With the Bassmaster Classic Wild Card presented by Star Tron coming up this week, an understanding of Okeechobee's aquatic vegetation will be critical.

If your fall tournament schedule includes Lake Okeechobee, you need to understand the water hyacinth if you want to be competitive. Fishing a lake only once or twice a year does not allow you to appreciate the vegetation changes that occur on a month-to-month basis.

This year, state biologists on Okeechobee have been working to control the hyacinths that threaten acres of habitat flooded by high lake levels. Understandably, the Florida Fish and Wildlife Conservation Commission (FWC) lists the water hyacinth as the top plant of concern on the Big O this year. Six other plants of high concern are: cattails, torpedograss, tropical American watergrass, water lettuce, common reed and floating heart.

Many giant bass are caught from under floating hyacinth mats on Lake Okeechobee. But if hyacinths attract bass, why is the plant considered a problem weed and listed as a prohibited plant in Florida?

The simple answer is that the plant grows too fast, moves around too quickly and crushes native plants.

Water hyacinths on Lake Okeechobee are of the South American variety (Eichhornia crassipes), one of the fastest growing plants known worldwide. They have the ability to double in population in a matter of days. These floating plants grow up to three feet tall with equally long hanging roots that offer food and shelter to aquatic insects, crawfish, shrimp and minnows.

Low numbers of hyacinth plants teemwith aquatic life and offer excellent flippin’ targets. However, problems arise on windy days when enough plants blow across a lake to pile up and crush vegetation such as lilies, grasses, and bulrush. 

Research by the University of Florida’s Center for Aquatic and Invasive Plant shows an acre of healthy water hyacinths can weigh two hundred tons! These wind-packed floating mats can cover acres of habitat, and not even a two-ounce flippin’ weight will punch through to any bass underneath them.

When hyacinths become thick enough to cover native plants, sunlight is blocked to the water below. In the absence of sunlight, crushed plants decay and stop producing oxygen beneath the mats. Crawfish and shrimp that once thrived in the hyacinth roots are forced to leave. They seek habitat with adequate oxygen along the outer edges of the floating vegetation. While we all like it when bass concentrate on outer edges where we can catch them better, aquatic life deep underneath floating mats is dying a slow death.

If the floating mats blow out of an infested area, they often leave behind a bare lake bottom easily muddied by wind. This causes an equally destructive problem: muddy water stops sunlight from reaching other vegetation trying to survive.
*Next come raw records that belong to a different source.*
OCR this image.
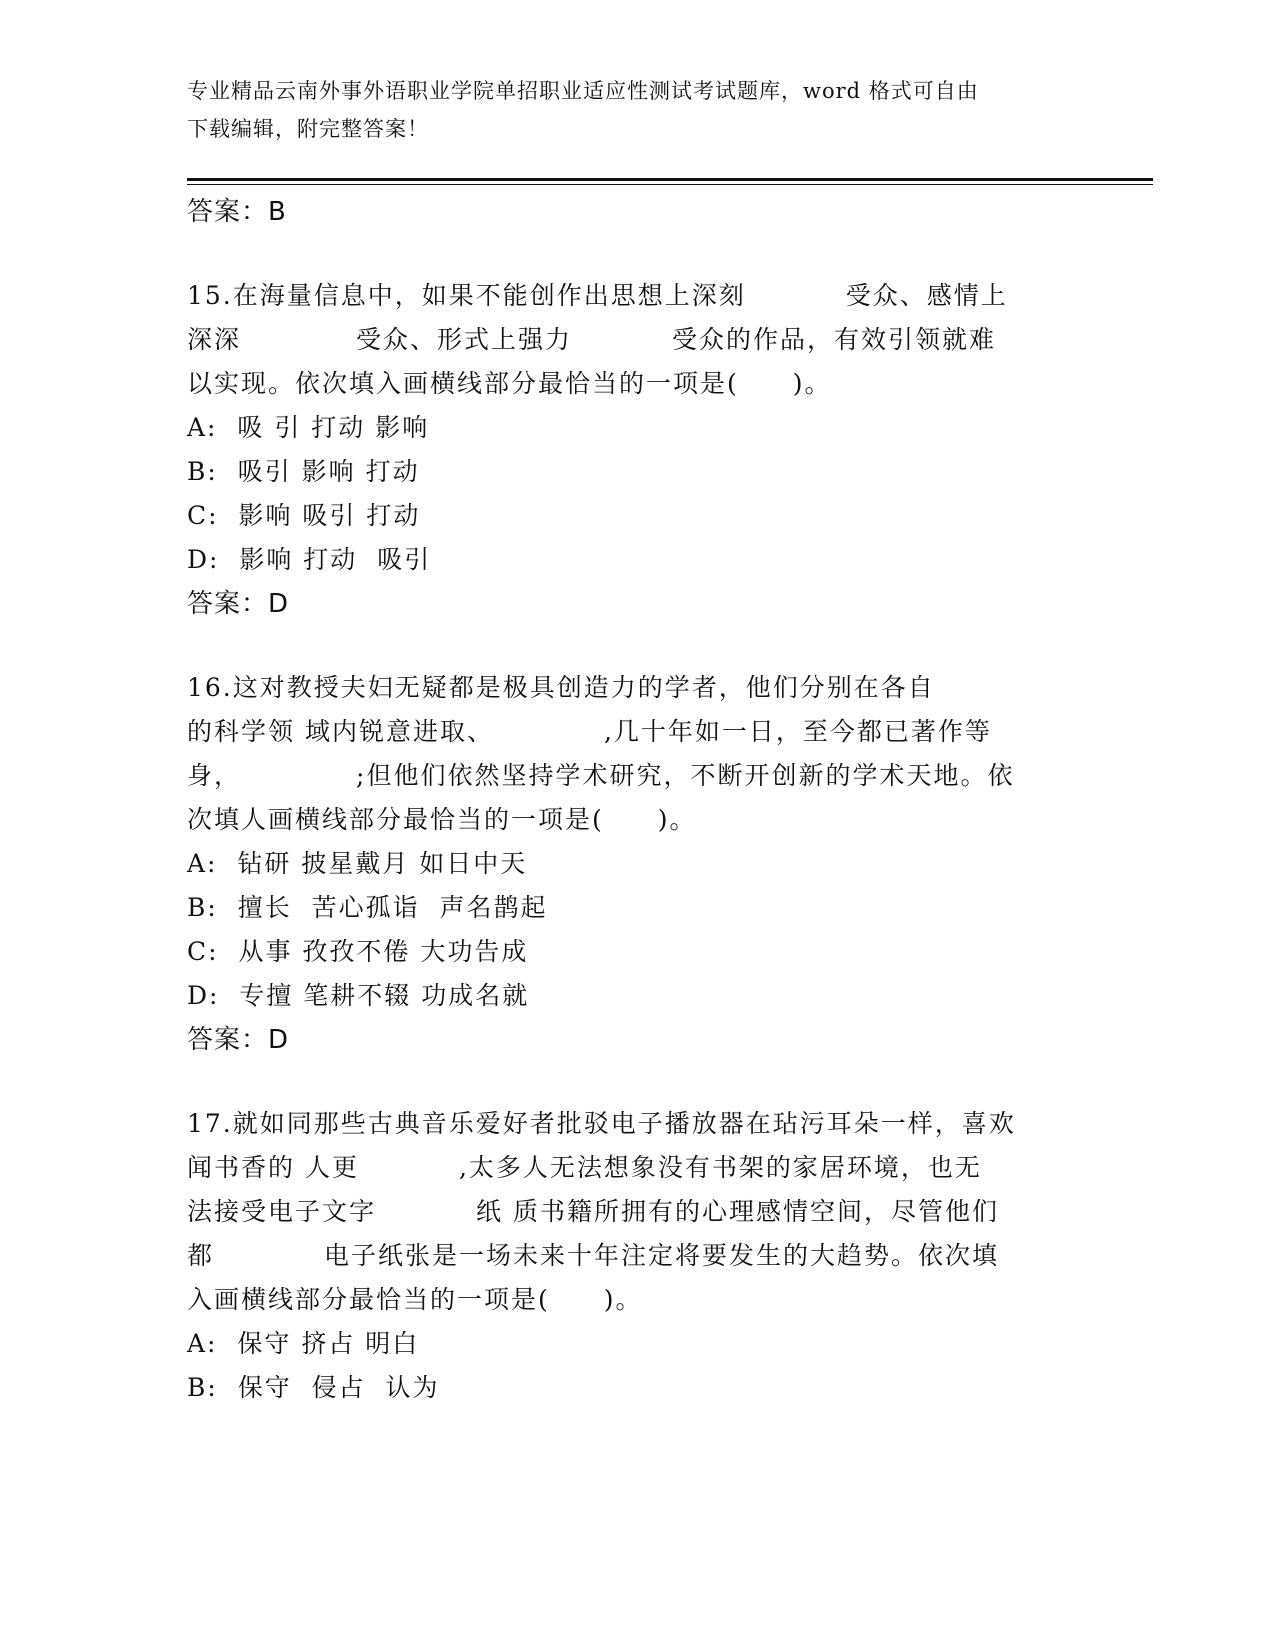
专业精品云南外事外语职业学院单招职业适应性测试考试题库，word 格式可自由
下载编辑，附完整答案！
答案：B
15.在海量信息中，如果不能创作出思想上深刻	受众、感情上
深深	受众、形式上强力	受众的作品，有效引领就难
以实现。依次填入画横线部分最恰当的一项是(　　)。
A:  吸 引 打动 影响
B:  吸引 影响 打动
C:  影响 吸引 打动
D:  影响 打动  吸引
答案：D
16.这对教授夫妇无疑都是极具创造力的学者，他们分别在各自
的科学领 域内锐意进取、	,几十年如一日，至今都已著作等
身，	;但他们依然坚持学术研究，不断开创新的学术天地。依
次填人画横线部分最恰当的一项是(　　)。
A:  钻研 披星戴月 如日中天
B:  擅长  苦心孤诣  声名鹊起
C:  从事 孜孜不倦 大功告成
D:  专擅 笔耕不辍 功成名就
答案：D
17.就如同那些古典音乐爱好者批驳电子播放器在玷污耳朵一样，喜欢
闻书香的 人更	,太多人无法想象没有书架的家居环境，也无
法接受电子文字	纸 质书籍所拥有的心理感情空间，尽管他们
都	电子纸张是一场未来十年注定将要发生的大趋势。依次填
入画横线部分最恰当的一项是(　　)。
A:  保守 挤占 明白
B:  保守  侵占  认为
Did you know that mud particles fertilize the water with nearly 10 times the normal level of nutrients? This spurs algae blooms. While shad eat algae and are attracted to these wind-blown shorelines, muddy water is the extreme that too often causes our Florida-strain bass to stop biting.

Lake vegetation managers work hard to avoid letting hyacinth mats get dense enough to be destructive. This control is often controversial, but without it dense hyacinth mats are impassable for boats and nearly unfishable, except for a few feet on the outside edge.

Next time floating vegetation blows into your fishing area, be sure to flip a weedless bait into it, but appreciate that the benefit is short lived, and without control floating hyacinths risk destroying much of our lake’s critical habitat.